Benzodiazepine sind sehr starke Beruhigungs- und Schlafmittel, die in Deutschland dem Betäubungsmittelgesetz unterliegen. Ihr Einsatz sollte prinzipiell gut abgewogen werden, da sie gefährliche Nebenwirkungen haben können und sehr schnell abhängig machen. Daher sollten sie nur bei wirklicher Notwendigkeit und dann auch nur kurzfristig eingesetzt werden.
Beim essentiellen Tremor zeigen Benzodiazepine keine Wirksamkeit und sollten hier nach Leitlinie der Deutschen Gesellschaft für Neurologie auch nicht eingesetzt werden!
Erfahren Sie mehr über die Verwendung und Nebenwirkungen der Benzodiazepine
Wenn bei entsprechend starken Symptomen weder Propranolol noch Primidon noch die Kombination aus beiden eine ausreichende Wirkung zeigen kann als nächstes versucht werden mit Gabapentin oder Topiramat zu behandeln.
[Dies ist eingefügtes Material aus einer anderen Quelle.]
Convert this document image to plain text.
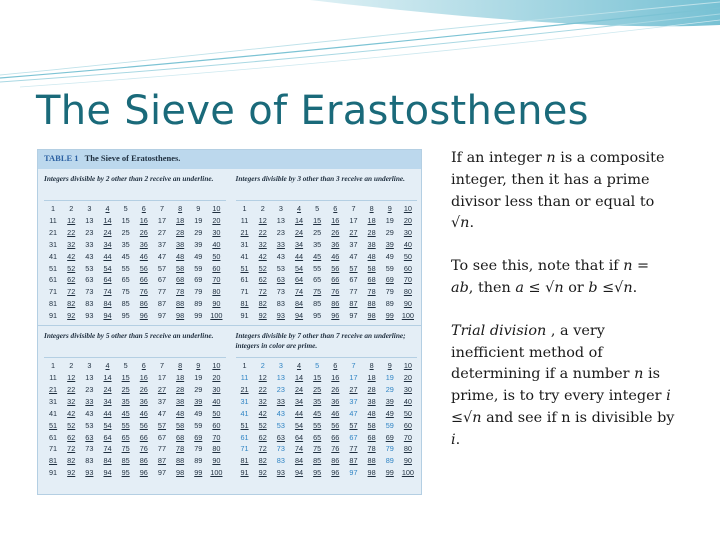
The Sieve of Erastosthenes
TABLE 1 The Sieve of Eratosthenes.
Integers divisible by 2 other than 2 receive an underline.
1	2	3	4	5	6	7	8	9	10
11	12	13	14	15	16	17	18	19	20
21	22	23	24	25	26	27	28	29	30
31	32	33	34	35	36	37	38	39	40
41	42	43	44	45	46	47	48	49	50
51	52	53	54	55	56	57	58	59	60
61	62	63	64	65	66	67	68	69	70
71	72	73	74	75	76	77	78	79	80
81	82	83	84	85	86	87	88	89	90
91	92	93	94	95	96	97	98	99	100
Integers divisible by 3 other than 3 receive an underline.
1	2	3	4	5	6	7	8	9	10
11	12	13	14	15	16	17	18	19	20
21	22	23	24	25	26	27	28	29	30
31	32	33	34	35	36	37	38	39	40
41	42	43	44	45	46	47	48	49	50
51	52	53	54	55	56	57	58	59	60
61	62	63	64	65	66	67	68	69	70
71	72	73	74	75	76	77	78	79	80
81	82	83	84	85	86	87	88	89	90
91	92	93	94	95	96	97	98	99	100
Integers divisible by 5 other than 5 receive an underline.
1	2	3	4	5	6	7	8	9	10
11	12	13	14	15	16	17	18	19	20
21	22	23	24	25	26	27	28	29	30
31	32	33	34	35	36	37	38	39	40
41	42	43	44	45	46	47	48	49	50
51	52	53	54	55	56	57	58	59	60
61	62	63	64	65	66	67	68	69	70
71	72	73	74	75	76	77	78	79	80
81	82	83	84	85	86	87	88	89	90
91	92	93	94	95	96	97	98	99	100
Integers divisible by 7 other than 7 receive an underline; integers in color are prime.
1	2	3	4	5	6	7	8	9	10
11	12	13	14	15	16	17	18	19	20
21	22	23	24	25	26	27	28	29	30
31	32	33	34	35	36	37	38	39	40
41	42	43	44	45	46	47	48	49	50
51	52	53	54	55	56	57	58	59	60
61	62	63	64	65	66	67	68	69	70
71	72	73	74	75	76	77	78	79	80
81	82	83	84	85	86	87	88	89	90
91	92	93	94	95	96	97	98	99	100

If an integer n is a composite integer, then it has a prime divisor less than or equal to √n.

To see this, note that if n = ab, then a ≤ √n or b ≤√n.

Trial division , a very inefficient method of determining if a number n is prime, is to try every integer i ≤√n and see if n is divisible by i.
Beide Medikamente kommen ursprünglich auch aus der Therapie der Epilepsie, werden jedoch auch für andere Erkrankungen und Symptome eingesetzt, Gabapentin beispielsweise für neuropathische Schmerzen. Erst wenn auch hierdurch der gewünschte Effekt nicht erreicht wird, kann über den Einsatz eines tiefen Hirnstimmulators nachgedacht werden. Kann dieser aufgrund von Kontraindikationen nicht eingesetzt werden oder wird die OP vom Patienten abgelehnt, stehen noch stark wirksame Reservemedikamente zur Verfügung, über die Sie ihr Neurologe bei Bedarf informieren kann. Hierzu gehören beispielsweise das Neuroleptikum Clozapin oder das Beruhigungsmittel Phenobarbital.
Insbesondere wenn der essentielle Tremor den Kopf oder die Stimme betrifft sind Medikamente und auch die tiefe Hirnstimulation oft weniger wirksam. Kontrovers diskutiert wird, ob der Einsatz von Botolinumtoxin (“Botox”) sich zur Therapie eignet, befragen Sie hierzu am Besten Ihren behandelnden Neurologen.
Da der essentielle Tremor oft durch emotionale Belastung und Stress verschlimmert wird sollte man diesen möglichst vermeiden. Helfen können hierbei auch Entspannungsverfahren wie die Progressive Muskelentspannung oder autogenes Training.
Auch wenn der essentielle Tremor sich nach Alkoholkonsum oft bessert ist aufgrund der Nebenwirkungen von Alkohol wie Abhängigkeit, Organschäden uvm. natürlich davon abzuraten, regelmäßig Alkohol zu konsumieren!